I find myself wondering about the degree to which the inequity of compensation between jobs I can get and the job that Mr. K has is linked with gender: when I go to professional conferences, I can't help but notice that 90% of my colleagues are female. Even the ESL jobs that aren't connected to social service are usually underpaid and unstable. (At one conference, the [male] keynote speaker noted that ESL teaching is "the armpit of academia." ESL programs in schools are often the first ones to be cut when budgets get tight.)

And the instability of my pink-collar job means that I don't get benefits when I have to take time off to do the unpaid work that women have been doing for millennia. This isn't what I had in mind when I finished my degree at a feminist women's college.

I'm feeling deeply dissatisfied by the lack of structural support available for women who find themselves in what are traditionally "women's jobs" and need to leave for a while to bring new people into the world. People keep telling me I'm lucky to be able make choices, but even if I had a job that guaranteed me a maternity leave, it just wouldn't make any financial sense at all for me to keep working and Mr. K to drop to only 55% of his salary so that he could take time off. For economic reasons, I have to make exactly the same decision that a working woman did 40 years ago.

So that's what's been kicking around in my head for the past couple of weeks.
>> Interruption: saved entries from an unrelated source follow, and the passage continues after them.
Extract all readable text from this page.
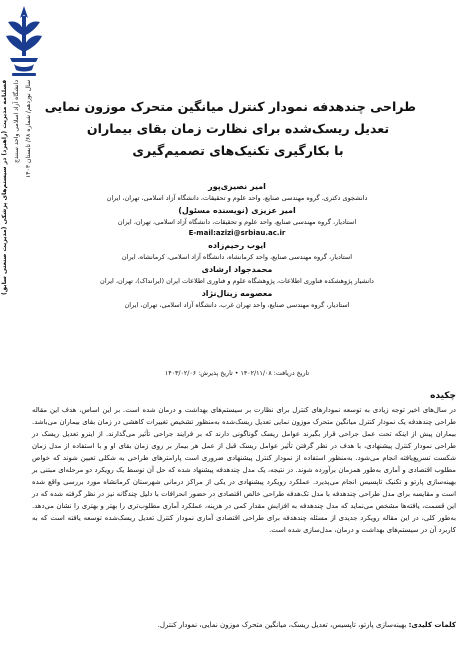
فصلنامه مدیریت (راهبرد) در سیستم‌های پزشکی (مدیریت صنعتی سابق) دانشگاه آزاد اسلامی واحد سنندج
سال نوزدهم/ شماره ۶۸/ تابستان ۱۴۰۳ طراحی چندهدفه نمودار کنترل میانگین متحرک موزون نمایی
تعدیل ریسک‌شده برای نظارت زمان بقای بیماران
با بکارگیری تکنیک‌های تصمیم‌گیری
امیر نصیری‌پور
دانشجوی دکتری، گروه مهندسی صنایع، واحد علوم و تحقیقات، دانشگاه آزاد اسلامی، تهران، ایران
امیر عزیزی (نویسنده مسئول)
استادیار، گروه مهندسی صنایع، واحد علوم و تحقیقات، دانشگاه آزاد اسلامی، تهران، ایران
E-mail:azizi@srbiau.ac.ir
ایوب رحیم‌زاده
استادیار، گروه مهندسی صنایع، واحد کرمانشاه، دانشگاه آزاد اسلامی، کرمانشاه، ایران
محمدجواد ارشادی
دانشیار پژوهشکده فناوری اطلاعات، پژوهشگاه علوم و فناوری اطلاعات ایران (ایرانداک)، تهران، ایران
معصومه زینال‌نژاد
استادیار، گروه مهندسی صنایع، واحد تهران غرب، دانشگاه آزاد اسلامی، تهران، ایران
تاریخ دریافت: ۱۴۰۲/۱۱/۰۸ • تاریخ پذیرش: ۱۴۰۳/۰۲/۰۶
چکیده

در سال‌های اخیر توجه زیادی به توسعه نمودارهای کنترل برای نظارت بر سیستم‌های بهداشت و درمان شده است. بر این اساس، هدف این مقاله طراحی چندهدفه یک نمودار کنترل میانگین متحرک موزون نمایی تعدیل ریسک‌شده به‌منظور تشخیص تغییرات کاهشی در زمان بقای بیماران می‌باشد. بیماران پیش از اینکه تحت عمل جراحی قرار بگیرند عوامل ریسک گوناگونی دارند که بر فرایند جراحی تأثیر می‌گذارند. از اینرو تعدیل ریسک در طراحی نمودار کنترل پیشنهادی، با هدف در نظر گرفتن تأثیر عوامل ریسک قبل از عمل هر بیمار بر روی زمان بقای او و با استفاده از مدل زمان شکست تسریع‌یافته انجام می‌شود. به‌منظور استفاده از نمودار کنترل پیشنهادی ضروری است پارامترهای طراحی به شکلی تعیین شوند که خواص مطلوب اقتصادی و آماری به‌طور همزمان برآورده شوند. در نتیجه، یک مدل چندهدفه پیشنهاد شده که حل آن توسط یک رویکرد دو مرحله‌ای مبتنی بر بهینه‌سازی پارتو و تکنیک تاپسیس انجام می‌پذیرد. عملکرد رویکرد پیشنهادی در یکی از مراکز درمانی شهرستان کرمانشاه مورد بررسی واقع شده است و مقایسه برای مدل طراحی چندهدفه با مدل تک‌هدفه طراحی خالص اقتصادی در حضور انحرافات با دلیل چندگانه نیز در نظر گرفته شده که در این قسمت، یافته‌ها مشخص می‌نماید که مدل چندهدفه به افزایش مقدار کمی در هزینه، عملکرد آماری مطلوب‌تری را بهتر و بهتری را نشان می‌دهد. به‌طور کلی، در این مقاله رویکرد جدیدی از مسئله چندهدفه برای طراحی اقتصادی آماری نمودار کنترل تعدیل ریسک‌شده توسعه یافته است که به کاربرد آن در سیستم‌های بهداشت و درمان، مدل‌سازی شده است.

کلمات کلیدی: بهینه‌سازی پارتو، تاپسیس، تعدیل ریسک، میانگین متحرک موزون نمایی، نمودار کنترل.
Kicking around in my belly is a baby, whose imminent arrival is freaking me out no end. Baby baby baby.

My parents are here, and they and Mr. K and I spent the afternoon poking around baby shops. We have bought almost nothing even though I'm due in less than five weeks. Right now the baby's possessions add up to this:
  • a dark blue Wellesley onesie
  • twelve small washcloths
  • three receiving blankets (two of which were gifts from friends)
  • a pair of soft-soled shoes (also a gift from friends)
  • one pair of socks (gift from my parents)
  • one bib (gift from my parents)
  • a travel playpen (a gift from Pina and Ian, given when they visited and their then-13-month-old needed a place to sleep)
  • a sling (also from Pina and Ian)
So far no diapers (we're planning to use cloth), no co-sleeper or crib, no big pile of onesies, no diaper cream, no nipple cream, no "so you've gone and had a baby" books, no changing table, no bedding, no curtains, no car seat, no stroller. The nursery looks like a storage room: it is currently full of crap purged from my study (soon to be our study, but currently in use as a guest room for my parents) and stuff that Mr. K needs to deal with. We haven't even bought paint yet.

I am simultaneously equanimous and overwhelmed.